The transport machinery sector, notably auto manufacturing, showed the most robust growth, jumping to +25 from +9. However, it is expected to decline in the upcoming months. The non-manufacturing index decreased to +24 from +30, the first drop in five months.
Food Industry Decline
The food industry experienced a severe decline, falling to -25 from zero, due to rising ingredient and material costs. Sentiment in real estate, construction, and retail sectors also fell, partly because of decreased store traffic and extreme heat affecting services.
Looking ahead, the manufacturing index is predicted to decline to +4 by November. The non-manufacturing index is expected to be at +25 by the same time.
The survey, conducted from 30 July to 8 August, included responses from 241 out of 497 major non-financial firms. The monthly Reuters Tankan survey mirrors the Bank of Japan’s tankan quarterly survey by subtracting the percentage of pessimistic respondents from optimistic ones. Positive indexes indicate a greater number of optimistic responses.
Based on the August 12, 2025, data, we should approach Nikkei 225 derivatives with caution. The manufacturing index improved, but its three-month outlook is set to fall sharply to +4, suggesting the current strength is fragile. This indicates that now may be a good time to consider protective put options or hedge long-standing equity positions against a potential downturn this autumn.
Auto Sector Concerns
We see the surge in the auto sector as a potential trap for traders, as it is forecast to retreat. This reminds us of the supply chain whiplash effects we saw between 2022 and 2024, where production boosts were often temporary. Selling out-of-the-money call options on major auto stocks could be a strategy to capitalize on the view that this sector’s sentiment has peaked.
The decline in the non-manufacturing index, its first in five months, points to weakening domestic demand. The plunge in the food industry due to cost pressures aligns with national statistics, which have shown core inflation stubbornly hovering near 2.3% over the last year.

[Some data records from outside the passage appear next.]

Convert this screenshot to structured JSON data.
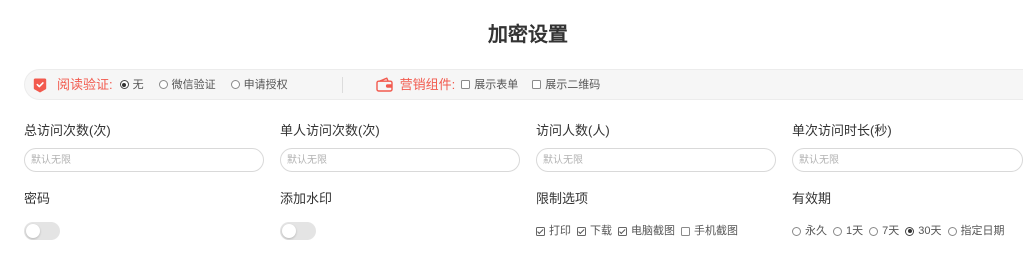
{
  "colors": {
    "accent": "#f25a4e",
    "text": "#333333",
    "option_text": "#555555",
    "placeholder": "#b3b3b3",
    "bar_background": "#f6f6f6",
    "toggle_off": "#e4e4e4"
  },
  "page": {
    "title": "加密设置"
  },
  "options_bar": {
    "read_verify": {
      "icon": "verify-badge-icon",
      "label": "阅读验证:",
      "options": [
        {
          "label": "无",
          "selected": true
        },
        {
          "label": "微信验证",
          "selected": false
        },
        {
          "label": "申请授权",
          "selected": false
        }
      ]
    },
    "marketing": {
      "icon": "wallet-icon",
      "label": "营销组件:",
      "options": [
        {
          "label": "展示表单",
          "checked": false
        },
        {
          "label": "展示二维码",
          "checked": false
        }
      ]
    }
  },
  "limits": [
    {
      "label": "总访问次数(次)",
      "placeholder": "默认无限",
      "value": ""
    },
    {
      "label": "单人访问次数(次)",
      "placeholder": "默认无限",
      "value": ""
    },
    {
      "label": "访问人数(人)",
      "placeholder": "默认无限",
      "value": ""
    },
    {
      "label": "单次访问时长(秒)",
      "placeholder": "默认无限",
      "value": ""
    }
  ],
  "password": {
    "label": "密码",
    "enabled": false
  },
  "watermark": {
    "label": "添加水印",
    "enabled": false
  },
  "restrictions": {
    "label": "限制选项",
    "options": [
      {
        "label": "打印",
        "checked": true
      },
      {
        "label": "下载",
        "checked": true
      },
      {
        "label": "电脑截图",
        "checked": true
      },
      {
        "label": "手机截图",
        "checked": false
      }
    ]
  },
  "validity": {
    "label": "有效期",
    "options": [
      {
        "label": "永久",
        "selected": false
      },
      {
        "label": "1天",
        "selected": false
      },
      {
        "label": "7天",
        "selected": false
      },
      {
        "label": "30天",
        "selected": true
      },
      {
        "label": "指定日期",
        "selected": false
      }
    ]
  }
}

This ongoing pressure on consumers and service firms could act as a drag on the broader economy.
For currency traders, this report reinforces the case for a weaker yen. The domestic softness gives the Bank of Japan little incentive to stray from the cautious monetary policy it has maintained since ending negative rates back in March 2024. This policy stance, when contrasted with the U.S. Federal Reserve’s higher interest rates, should continue to support long USD/JPY positions.
The conflicting signals between a rising manufacturing index and a falling non-manufacturing one create uncertainty. This divergence often leads to higher market volatility. Therefore, strategies like purchasing straddles on the Nikkei 225 index could be effective, as they profit from a large price move in either direction, regardless of which economic narrative wins out.